At Amat Memorial high school, I wrote the By-Laws for the first Thespian’s Club (we were the first graduating class). I was one of the leads in our first musical and the lead in Tens Little Indians, our senior play. Beyond that, the principal, Fr. Kiefer, allowed the entire high school out for one afternoon (a rare decision in a tough Catholic High School dedicated to rigor) for a musical review I wrote, named “Blimey Limey.” It has a story I wove around my favorite songs from Carousel and
I earned all “A’s” in my theater courses. My most memorable performances, to me, were the following two:
- The death scene (Act V) of Shakespeare’s Othello: The Moor of Venice as Othello killing Desdemona. A moment of that scene, which I blocked and directed, came at the end. We had one single, little candle still lit in the dark theater in the round after the jealous murder. In my mind, at that very moment, despite my past blocking, I became enraged that the candle was still lit after I had compared my wife to a light yet murdered her in a jealous rage, so I crushed the candle out with my naked hand. Since that was the last light in the theater, everything went black instantly and I heard the audience gasp at the unexpected move. Then a pause, and they erupted in wild applause.
- One of the many arguing scenes in Who’s Afraid of Virgina Wolf. I was George, the part played by Richard Burton. This scene was produced and directed by another senior drama student for a video produced in our new TV studio. I remember one scene in particular. I had just turned abruptly in an angry reply, and one of the two camera’s must have caught me just right because, even through the glass enclosed, silent, studio that enclosed the rest of the directing and sound staff, I heard a sudden cheer. Another aspect of this scene was that I did it with two different actresses; one was a tall, shapely blond and the other was a short, squat overweight woman. I remember how differently it felt to do the very same George’s lines in the two very different scenario’s.
I served as Feste the Fool in Shakespeare’s Twelfth Night and was the first actor to appear in the new University Theater because our Director decided to open the play with the fool singing a song, in the dark, at the edge of the orchestra pit, and then acting like he lifted the curtain to the Duke’s palace audience.
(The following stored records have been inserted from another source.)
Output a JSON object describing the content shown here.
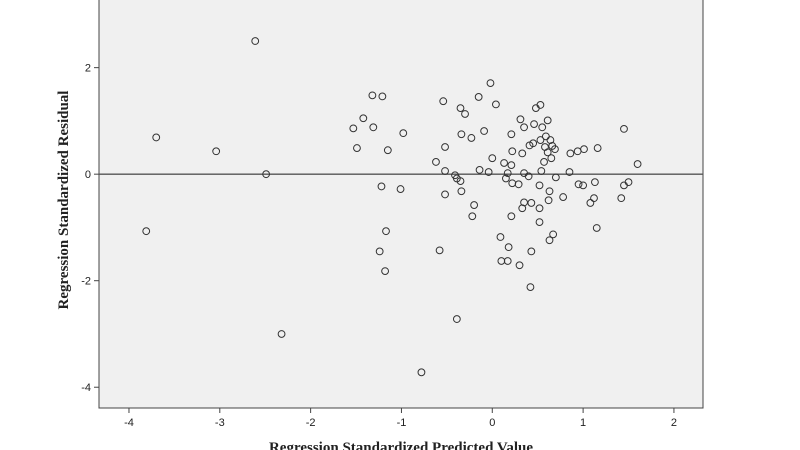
{
  "chart_data": {
    "type": "scatter",
    "x_label": "Regression Standardized Predicted Value",
    "y_label": "Regression Standardized Residual",
    "xlim": [
      -4.33,
      2.32
    ],
    "ylim": [
      -4.39,
      3.27
    ],
    "xticks": [
      -4,
      -3,
      -2,
      -1,
      0,
      1,
      2
    ],
    "yticks": [
      -4,
      -2,
      0,
      2
    ],
    "reference_line_y": 0,
    "background": "#f0f0f0",
    "marker_color": "#333333",
    "x": [
      -2.61,
      -3.7,
      -3.04,
      -2.49,
      -3.81,
      -2.32,
      -1.32,
      -1.21,
      -1.42,
      -1.53,
      -1.31,
      -0.98,
      -1.49,
      -1.15,
      -1.22,
      -1.01,
      -1.17,
      -1.24,
      -1.18,
      -0.78,
      -0.54,
      -0.35,
      -0.3,
      -0.15,
      -0.02,
      0.04,
      -0.52,
      -0.34,
      -0.23,
      -0.09,
      -0.62,
      -0.52,
      -0.41,
      -0.39,
      -0.35,
      -0.34,
      -0.52,
      -0.2,
      -0.22,
      -0.58,
      -0.39,
      -0.14,
      -0.04,
      0.0,
      0.13,
      0.17,
      0.15,
      0.22,
      0.21,
      0.22,
      0.21,
      0.31,
      0.35,
      0.46,
      0.48,
      0.53,
      0.41,
      0.33,
      0.45,
      0.29,
      0.35,
      0.4,
      0.33,
      0.35,
      0.43,
      0.52,
      0.21,
      0.52,
      0.09,
      0.18,
      0.1,
      0.17,
      0.3,
      0.43,
      0.42,
      0.52,
      0.54,
      0.57,
      0.61,
      0.53,
      0.55,
      0.61,
      0.59,
      0.64,
      0.66,
      0.58,
      0.65,
      0.69,
      0.7,
      0.63,
      0.62,
      0.67,
      0.63,
      0.85,
      0.86,
      0.94,
      0.95,
      1.0,
      0.78,
      1.08,
      1.12,
      1.16,
      1.15,
      1.01,
      1.13,
      1.45,
      1.42,
      1.45,
      1.5,
      1.6
    ],
    "values": [
      2.5,
      0.69,
      0.43,
      0.0,
      -1.07,
      -3.0,
      1.48,
      1.46,
      1.05,
      0.86,
      0.88,
      0.77,
      0.49,
      0.45,
      -0.23,
      -0.28,
      -1.07,
      -1.45,
      -1.82,
      -3.72,
      1.37,
      1.24,
      1.13,
      1.45,
      1.71,
      1.31,
      0.51,
      0.75,
      0.68,
      0.81,
      0.23,
      0.06,
      -0.02,
      -0.08,
      -0.13,
      -0.32,
      -0.38,
      -0.58,
      -0.79,
      -1.43,
      -2.72,
      0.08,
      0.04,
      0.3,
      0.21,
      0.02,
      -0.08,
      -0.17,
      0.17,
      0.43,
      0.75,
      1.03,
      0.88,
      0.94,
      1.24,
      1.3,
      0.54,
      0.39,
      0.58,
      -0.19,
      0.02,
      -0.04,
      -0.64,
      -0.53,
      -0.54,
      -0.64,
      -0.79,
      -0.9,
      -1.18,
      -1.37,
      -1.63,
      -1.63,
      -1.71,
      -1.45,
      -2.12,
      -0.21,
      0.06,
      0.23,
      0.41,
      0.64,
      0.88,
      1.01,
      0.71,
      0.64,
      0.53,
      0.51,
      0.3,
      0.47,
      -0.06,
      -0.32,
      -0.49,
      -1.13,
      -1.24,
      0.04,
      0.39,
      0.43,
      -0.19,
      -0.21,
      -0.43,
      -0.54,
      -0.45,
      0.49,
      -1.01,
      0.47,
      -0.15,
      0.85,
      -0.45,
      -0.21,
      -0.15,
      0.19
    ]
  }
}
Because it was the first play in that new theater, I remember serving as a professor there for 40 years with one of the photo’s of two of the scenes with Feste on display in the theater lobby. The few students I told this to could not believe their instructor was a student actor half a century before at the same university, until they went to the lobby and saw for themselves.
I was also chosen as the leads in our first musical, and as Job in Job. But that is when I decided to withdraw from ALL theater to focus on being a scientist. I very much enjoyed my time in the theater and I sometimes wonder what would have happened if I continued (since I was called “the professional” by my fellow Thespians and by my friends in the audience).
I have three more stories involving theater work involving (i) the real Richard Burton and Elizabeth Taylor, (ii) my theater colleagues going way out of line celebrating one of my birthdays, and (iii) being elected President of the Newman Club because of one of my performances and a little incident with a wallet and a condom. But those may have to wait for me to write additional memoir essays.